No Starch Press ‘Manga Guide to…’ Series

Publisher: No Starch Press
Series: The Manga Guides
Price: Paperback from $19.95, e-books from $15.95

When I’m not working as a writer, I teach high school biology and physics. Putting together a reading list for young scientists is easy enough for biology thanks to the wide variety of books written about natural history and human biology. But when it comes to physics, outside of astronomy there really isn’t a huge amount to choose from. Relatively few authors have put together accessible books on things like Newtonian mechanics or basic electrical engineering, perhaps because these subjects aren’t particularly photogenic. It’s easy enough to illustrate a book about the stars and planets, but how would you illustrate a book about Newton’s laws of motion?

No Starch Press now has a series of manga-style books that may plug this gap. Each weighs in at around two-hundred pages a piece and covers a particular aspects of physics, mathematics and biochemistry. Priced from $19.95 to $24.95, several of the titles are also available as $15.95 PDF-format e-books. As both a geek and a teacher, I was very interested in trying out these books to see if it really was possible to explain complex subjects in the medium of a manga-style comic book.

Upon request, No Starch Press sent me four volumes, the Manga Guide to Electricity, the Manga Guide to Physics, the Manga Guide to Statistics, and the Manga Guide to the Universe. Besides looking over them myself, I passed them around the science department at the school where I teach, soliciting opinions on their breadth and accessibility for students in the 15-18 age range. In UK terms, that corresponds to GCSE and A-Level education, broadly equivalent to the high school in the US. Overall our impressions were rather similar, with the books being praised for their scientific accuracy and originality, but with some reservations about how accessible they’d be to students in this age group. Despite being put together in a cartoon format, the books themselves are information-rich and quite densely worded. The cartoon format itself isn’t always the best way to present complex arguments such as logical deductions, and sometimes the reader will need to go back a few pages and re-read a section before fully understanding it. Indeed, some of the most difficult bits are presented in straightforward text sections a few pages long interspersed throughout each book.

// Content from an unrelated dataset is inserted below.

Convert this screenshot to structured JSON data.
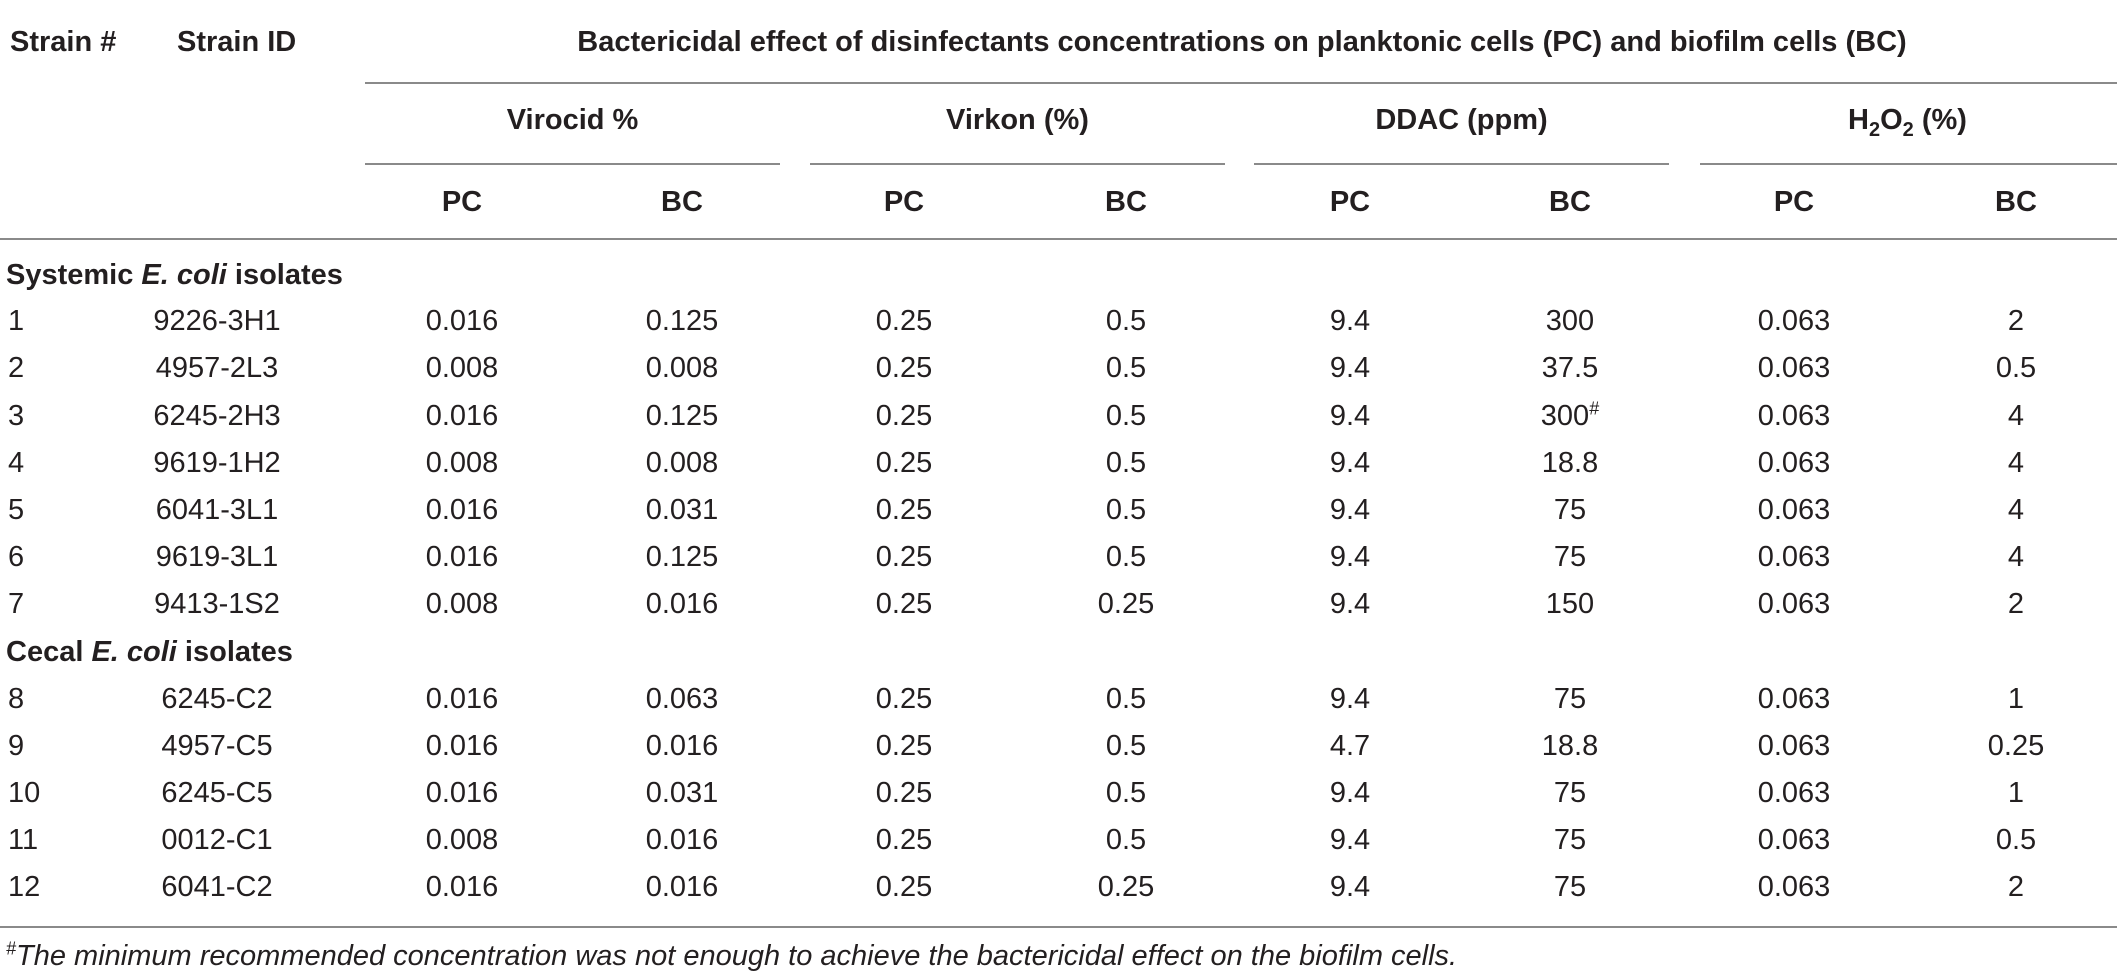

While these books do differ in content, they’re put together and presented in much the same way. As manga novels of a sort, the scientific expositions are framed within humorous and often romantic narratives. This is presumably meant to draw the teenage reader into the book and keep their attention throughout, and given their basic premise as academic works, this sleight of hand actually works rather well. There aren’t many belly laughs, but the usual staples of manga fiction will be found here: rivalry between students, romance, misunderstandings, slapstick humour and technological wizardry.

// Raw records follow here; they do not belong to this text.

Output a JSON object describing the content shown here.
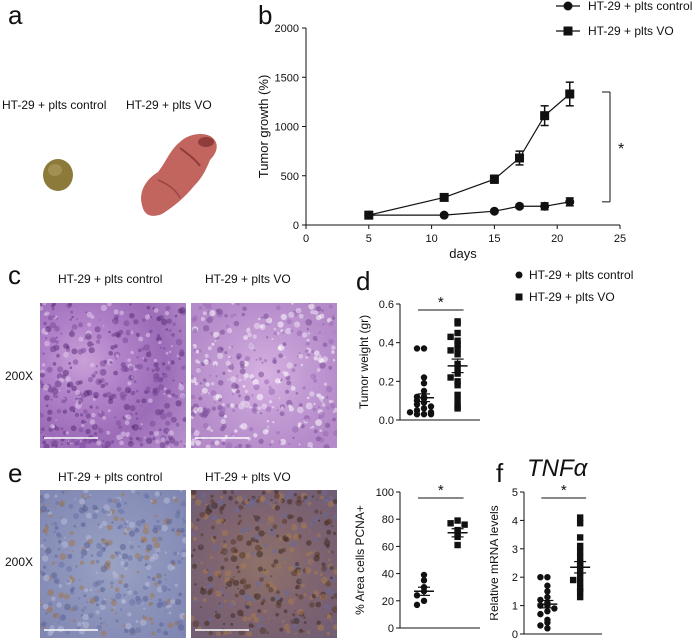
{
  "panels": {
    "a": {
      "letter": "a",
      "label_control": "HT-29 + plts control",
      "label_vo": "HT-29 + plts VO"
    },
    "b": {
      "letter": "b",
      "significance": "*"
    },
    "c": {
      "letter": "c",
      "label_control": "HT-29 + plts control",
      "label_vo": "HT-29 + plts VO",
      "magnification": "200X"
    },
    "d": {
      "letter": "d",
      "legend_control": "HT-29 + plts control",
      "legend_vo": "HT-29 + plts VO",
      "significance": "*"
    },
    "e": {
      "letter": "e",
      "label_control": "HT-29 + plts control",
      "label_vo": "HT-29 + plts VO",
      "magnification": "200X",
      "significance": "*"
    },
    "f": {
      "letter": "f",
      "title": "TNFα",
      "significance": "*"
    }
  },
  "chart_data": [
    {
      "id": "b",
      "type": "line",
      "xlabel": "days",
      "ylabel": "Tumor growth (%)",
      "xlim": [
        0,
        25
      ],
      "ylim": [
        0,
        2000
      ],
      "xticks": [
        0,
        5,
        10,
        15,
        20,
        25
      ],
      "yticks": [
        0,
        500,
        1000,
        1500,
        2000
      ],
      "legend": "top-right",
      "series": [
        {
          "name": "HT-29 + plts control",
          "marker": "circle",
          "x": [
            5,
            11,
            15,
            17,
            19,
            21
          ],
          "y": [
            100,
            100,
            140,
            190,
            190,
            235
          ],
          "err": [
            10,
            12,
            15,
            20,
            35,
            40
          ]
        },
        {
          "name": "HT-29 + plts VO",
          "marker": "square",
          "x": [
            5,
            11,
            15,
            17,
            19,
            21
          ],
          "y": [
            100,
            280,
            465,
            680,
            1110,
            1330
          ],
          "err": [
            10,
            20,
            40,
            70,
            100,
            120
          ]
        }
      ]
    },
    {
      "id": "d",
      "type": "scatter",
      "ylabel": "Tumor weight (gr)",
      "ylim": [
        0,
        0.6
      ],
      "yticks": [
        0.0,
        0.2,
        0.4,
        0.6
      ],
      "groups": [
        {
          "name": "HT-29 + plts control",
          "marker": "circle",
          "mean": 0.115,
          "sem": 0.02,
          "values": [
            0.37,
            0.37,
            0.22,
            0.19,
            0.15,
            0.12,
            0.12,
            0.11,
            0.1,
            0.09,
            0.08,
            0.07,
            0.06,
            0.05,
            0.04,
            0.04,
            0.03,
            0.03,
            0.03
          ]
        },
        {
          "name": "HT-29 + plts VO",
          "marker": "square",
          "mean": 0.28,
          "sem": 0.035,
          "values": [
            0.51,
            0.5,
            0.45,
            0.43,
            0.41,
            0.39,
            0.37,
            0.36,
            0.34,
            0.29,
            0.27,
            0.24,
            0.22,
            0.2,
            0.18,
            0.13,
            0.1,
            0.07,
            0.06
          ]
        }
      ]
    },
    {
      "id": "e",
      "type": "scatter",
      "ylabel": "% Area cells PCNA+",
      "ylim": [
        0,
        100
      ],
      "yticks": [
        0,
        20,
        40,
        60,
        80,
        100
      ],
      "groups": [
        {
          "name": "HT-29 + plts control",
          "marker": "circle",
          "mean": 27,
          "sem": 3,
          "values": [
            39,
            35,
            30,
            27,
            24,
            20,
            17
          ]
        },
        {
          "name": "HT-29 + plts VO",
          "marker": "square",
          "mean": 70,
          "sem": 3,
          "values": [
            79,
            77,
            76,
            72,
            70,
            67,
            61
          ]
        }
      ]
    },
    {
      "id": "f",
      "type": "scatter",
      "ylabel": "Relative mRNA levels",
      "ylim": [
        0,
        5
      ],
      "yticks": [
        0,
        1,
        2,
        3,
        4,
        5
      ],
      "groups": [
        {
          "name": "HT-29 + plts control",
          "marker": "circle",
          "mean": 1.05,
          "sem": 0.13,
          "values": [
            2.0,
            2.0,
            1.7,
            1.5,
            1.3,
            1.2,
            1.1,
            1.0,
            1.0,
            0.9,
            0.8,
            0.7,
            0.5,
            0.4,
            0.3,
            0.2
          ]
        },
        {
          "name": "HT-29 + plts VO",
          "marker": "square",
          "mean": 2.35,
          "sem": 0.2,
          "values": [
            4.1,
            3.9,
            3.4,
            3.1,
            2.9,
            2.7,
            2.5,
            2.4,
            2.2,
            2.0,
            1.9,
            1.8,
            1.6,
            1.5,
            1.3
          ]
        }
      ]
    }
  ]
}
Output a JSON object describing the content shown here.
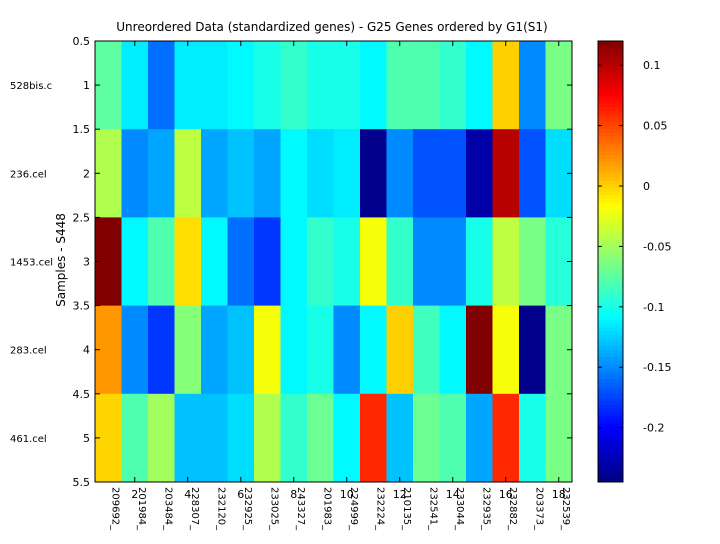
{
  "chart_data": {
    "type": "heatmap",
    "title": "Unreordered Data (standardized genes) - G25 Genes ordered by G1(S1)",
    "ylabel": "Samples - S448",
    "xlabel": "",
    "ylim": [
      0.5,
      5.5
    ],
    "xlim": [
      0.5,
      18.5
    ],
    "y_ticks": [
      "0.5",
      "1",
      "1.5",
      "2",
      "2.5",
      "3",
      "3.5",
      "4",
      "4.5",
      "5",
      "5.5"
    ],
    "x_ticks": [
      "2",
      "4",
      "6",
      "8",
      "10",
      "12",
      "14",
      "16",
      "18"
    ],
    "rows": [
      "528bis.c",
      "236.cel",
      "1453.cel",
      "283.cel",
      "461.cel"
    ],
    "columns": [
      "209692_",
      "201984_",
      "203484_",
      "228307_",
      "232120_",
      "232925_",
      "233025_",
      "243327_",
      "201983_",
      "224999_",
      "232224_",
      "210135_",
      "232541_",
      "233044_",
      "232935_",
      "232882_",
      "203373_",
      "232539_"
    ],
    "values": [
      [
        -0.075,
        -0.115,
        -0.16,
        -0.115,
        -0.115,
        -0.11,
        -0.1,
        -0.09,
        -0.1,
        -0.1,
        -0.11,
        -0.08,
        -0.08,
        -0.09,
        -0.11,
        0.0,
        -0.15,
        -0.065
      ],
      [
        -0.045,
        -0.15,
        -0.14,
        -0.04,
        -0.14,
        -0.13,
        -0.14,
        -0.11,
        -0.12,
        -0.115,
        -0.24,
        -0.15,
        -0.17,
        -0.17,
        -0.23,
        0.1,
        -0.17,
        -0.12
      ],
      [
        0.12,
        -0.11,
        -0.08,
        -0.005,
        -0.11,
        -0.16,
        -0.18,
        -0.11,
        -0.09,
        -0.1,
        -0.02,
        -0.09,
        -0.15,
        -0.15,
        -0.1,
        -0.04,
        -0.065,
        -0.095
      ],
      [
        0.02,
        -0.15,
        -0.18,
        -0.06,
        -0.14,
        -0.13,
        -0.02,
        -0.11,
        -0.1,
        -0.15,
        -0.11,
        0.0,
        -0.085,
        -0.11,
        0.12,
        -0.02,
        -0.24,
        -0.065
      ],
      [
        -0.002,
        -0.08,
        -0.05,
        -0.13,
        -0.13,
        -0.12,
        -0.045,
        -0.09,
        -0.07,
        -0.11,
        0.06,
        -0.13,
        -0.07,
        -0.08,
        -0.14,
        0.06,
        -0.1,
        -0.065
      ]
    ],
    "colorbar": {
      "colormap": "jet",
      "range": [
        -0.245,
        0.12
      ],
      "ticks": [
        0.1,
        0.05,
        0,
        -0.05,
        -0.1,
        -0.15,
        -0.2
      ],
      "tick_labels": [
        "0.1",
        "0.05",
        "0",
        "-0.05",
        "-0.1",
        "-0.15",
        "-0.2"
      ]
    }
  }
}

But what did the students themselves think? One of the first things they noticed was that the books were printed in the standard western format rather than the traditional “back to front” format used by Japanese manga. Older and higher ability students rather liked the books, but the weaker students found the manga approach surprisingly difficult to follow. While the books had indices, topics were often discussed in more than one place, making them a bit less easy to revise from. Students in the 15-16 age range in particular liked the idea but didn’t think that the books were any easier to read or understand than a plain vanilla GCSE revision guide. But on the other hand, the older A-level students in the 17-18 age range liked the books, especially those books detailing subjects the particular student happened to like anyway.

In fairness to No Starch, testing the books out on high school students was perhaps a bit of stiff test; the books would appear to be written more for those in the 17-21 age range than anyone younger, and scholars older than that would likely find them very useful indeed. To be honest, I enjoyed using these books as a teacher; they made excellent quick-check books for refreshing my memory on topics I was going to teach in the upcoming week. The very nature of the manga format means that much of what’s explained is described through activities rather than conversation, and this can be of great use when coming up with ideas for demonstrations and practicals.

The bottom line is that these books are good value and work well as study guides for advanced students and teachers. But they aren’t “easy reads” by any standards, and while fun and attractively laid out, they’re unlikely to provide much assistance to weak students lacking motivation and basic understanding. Recommended and rated an easy 8/10.